La femme, une de celles appelées galantes, était célèbre par son embonpoint précoce qui lui avait valu le surnom de Boule de suif. Petite, ronde de partout, grasse à lard, avec des doigts bouffis, étranglés aux phalanges, pareils à des chapelets de courtes saucisses ; avec une peau luisante et tendue, une gorge énorme qui saillait sous sa robe, elle restait cependant appétissante et courue, tant sa fraîcheur faisait plaisir à voir.
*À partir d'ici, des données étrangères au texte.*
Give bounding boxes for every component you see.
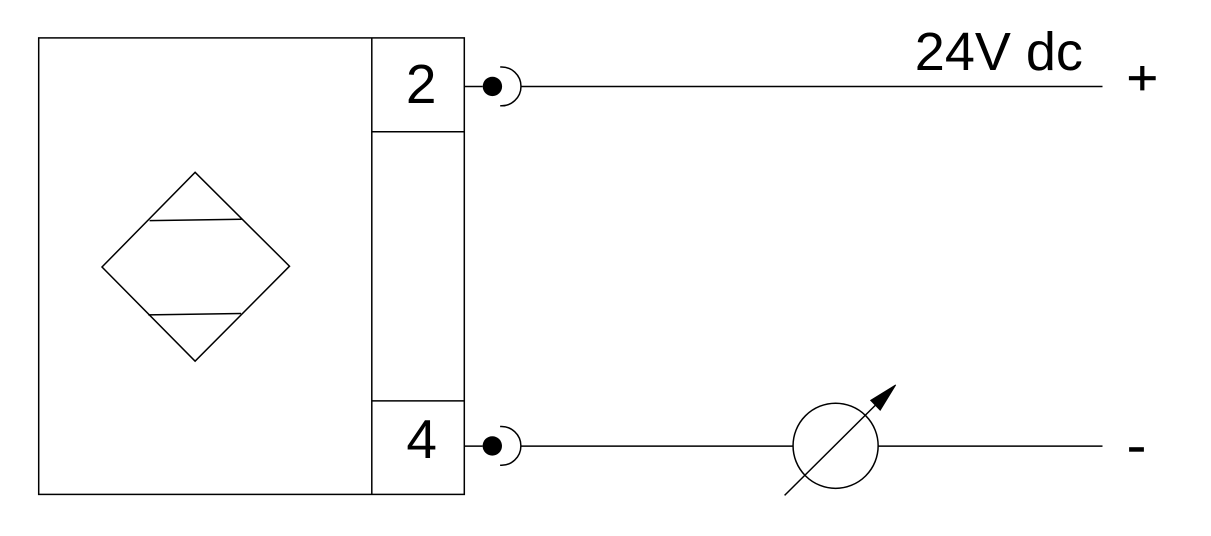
connector socket arc top bbox=[500, 67, 521, 106]
terminal column divider bbox=[371, 38, 373, 495]
wire pin4 to plug bbox=[464, 445, 482, 447]
pin 4 cell divider bbox=[372, 400, 465, 402]
wire plug to meter bbox=[521, 445, 793, 447]
meter arrow shaft bbox=[785, 402, 879, 495]
wire meter to - terminal bbox=[878, 445, 1102, 447]
connector pin dot top bbox=[483, 77, 502, 96]
wire plug to + terminal bbox=[521, 86, 1103, 88]
wire pin2 to plug bbox=[464, 86, 482, 88]
meter arrow head bbox=[871, 385, 896, 410]
sensor body outline bbox=[39, 38, 465, 495]
connector socket arc bottom bbox=[500, 427, 521, 466]
connector pin dot bottom bbox=[483, 436, 502, 455]
sensor diamond symbol bbox=[102, 172, 290, 361]
+ terminal label bbox=[1129, 66, 1156, 90]
pin 2 cell divider bbox=[372, 131, 465, 133]
diamond upper chord bbox=[150, 219, 242, 220]
meter M1 circle bbox=[793, 403, 878, 488]
svg-text:24V dc: 24V dc bbox=[915, 22, 1083, 82]
- terminal label bbox=[1129, 447, 1144, 452]
svg-text:4: 4 bbox=[406, 408, 437, 470]
diamond lower chord bbox=[148, 314, 241, 315]
svg-text:2: 2 bbox=[406, 53, 437, 115]
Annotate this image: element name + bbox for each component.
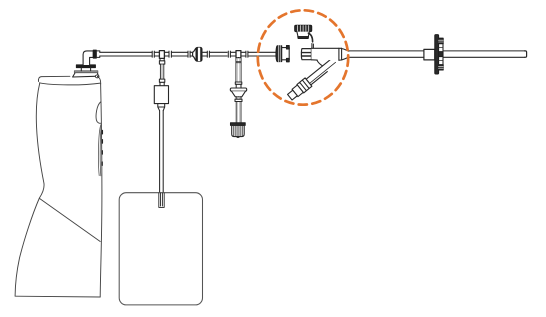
bottle cap — [73, 71, 99, 78]
tube short into filter — [190, 52, 193, 56]
male luer knurled ring — [276, 45, 282, 62]
stopcock right taper — [342, 49, 349, 60]
bottle side nubs — [101, 131, 103, 166]
protective cap skirt — [297, 32, 310, 39]
highlight dashed circle — [258, 10, 348, 104]
flange plate 1 — [435, 35, 439, 74]
bottle top rim front line — [39, 83, 100, 85]
tube stub after collar — [96, 51, 100, 58]
tube flange to end — [443, 51, 525, 57]
bag — [119, 193, 202, 305]
main tube segment filter to collar — [201, 52, 207, 56]
stopcock barrel — [311, 48, 341, 60]
cap tether strap — [308, 33, 312, 42]
stopcock tether stub — [312, 44, 314, 49]
tube short T2 left — [230, 52, 236, 56]
funnel body — [232, 91, 246, 97]
knurled end cap rim — [231, 123, 246, 126]
bottle side D bump — [96, 102, 101, 124]
T1 down collar — [159, 61, 164, 64]
bottle top rim back line right segment — [95, 76, 101, 84]
tube chamber to bag — [160, 111, 164, 193]
tube stopcock to hub — [349, 51, 424, 57]
spike shaft below disc — [81, 68, 90, 71]
inline filter — [193, 48, 202, 62]
bottle body — [15, 83, 102, 297]
branch ribs — [297, 78, 312, 93]
T2 small collar — [235, 82, 242, 84]
cap spout — [95, 75, 99, 78]
T1 lower collar — [159, 79, 164, 82]
main tube segment T1 to filter — [171, 52, 188, 56]
male luer body — [282, 46, 290, 62]
bottle side slit strip — [98, 125, 101, 176]
cap top gray bar — [74, 71, 98, 73]
drip chamber — [160, 82, 164, 85]
stopcock female luer port — [301, 49, 311, 60]
spike disc — [76, 65, 95, 68]
protective cap knurled top — [295, 25, 312, 31]
tube funnel to cap — [236, 97, 241, 123]
bottle top rim back line left segment — [38, 76, 69, 81]
elbow black collar — [93, 50, 96, 58]
collar left of filter — [188, 51, 190, 57]
flange valve column — [438, 38, 443, 70]
collar left of T1 — [152, 51, 154, 57]
funnel flange — [230, 88, 246, 91]
main tube segment elbow to T1 — [100, 52, 152, 56]
tube short T1 right — [164, 52, 169, 56]
T2 junction body — [236, 51, 241, 58]
branch end tip — [288, 90, 298, 100]
branch fillet — [317, 60, 323, 66]
collar right of T2 — [246, 51, 248, 57]
knurled end cap body — [232, 125, 245, 137]
small collar below funnel — [235, 99, 242, 101]
main tube segment to T2 — [209, 52, 227, 56]
collar left of T2 — [228, 51, 230, 57]
elbow connector — [83, 51, 93, 65]
hub block — [424, 49, 435, 60]
branch mid block — [292, 85, 303, 97]
chamber neck — [158, 104, 165, 111]
main tube segment T2 to luer — [248, 52, 276, 56]
T1 junction body — [159, 51, 164, 59]
tube end cap — [525, 51, 527, 57]
T1 down neck tube — [160, 64, 163, 79]
bottle crease line — [40, 199, 101, 242]
collar right of T1 — [169, 51, 171, 57]
bag port — [159, 193, 164, 207]
tube short T1 left — [154, 52, 159, 56]
T2 down tube upper — [236, 58, 241, 82]
T1 down stub — [160, 58, 164, 60]
tube short T2 right — [241, 52, 246, 56]
collar right of filter — [207, 51, 209, 57]
stopcock branch — [286, 55, 340, 101]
Sa figure était une pomme rouge, un bouton de pivoine prêt à fleurir ; et là dedans s’ouvraient, en haut, deux yeux noirs magnifiques, ombragés de grands cils épais qui mettaient une ombre dedans ; en bas, une bouche charmante, étroite, humide pour le baiser, meublée de quenottes luisantes et microscopiques.

Elle était de plus, disait-on, pleine de qualités inappréciables.

Aussitôt qu’elle fut reconnue, des chuchotements coururent parmi les femmes honnêtes, et les mots de « prostituée », de « honte publique » furent chuchotés si haut qu’elle leva la tête. Alors elle promena sur ses voisins un regard tellement provocant et hardi qu’un grand silence aussitôt régna, et tout le monde baissa les yeux à l’exception de Loiseau, qui la guettait d’un air émoustillé.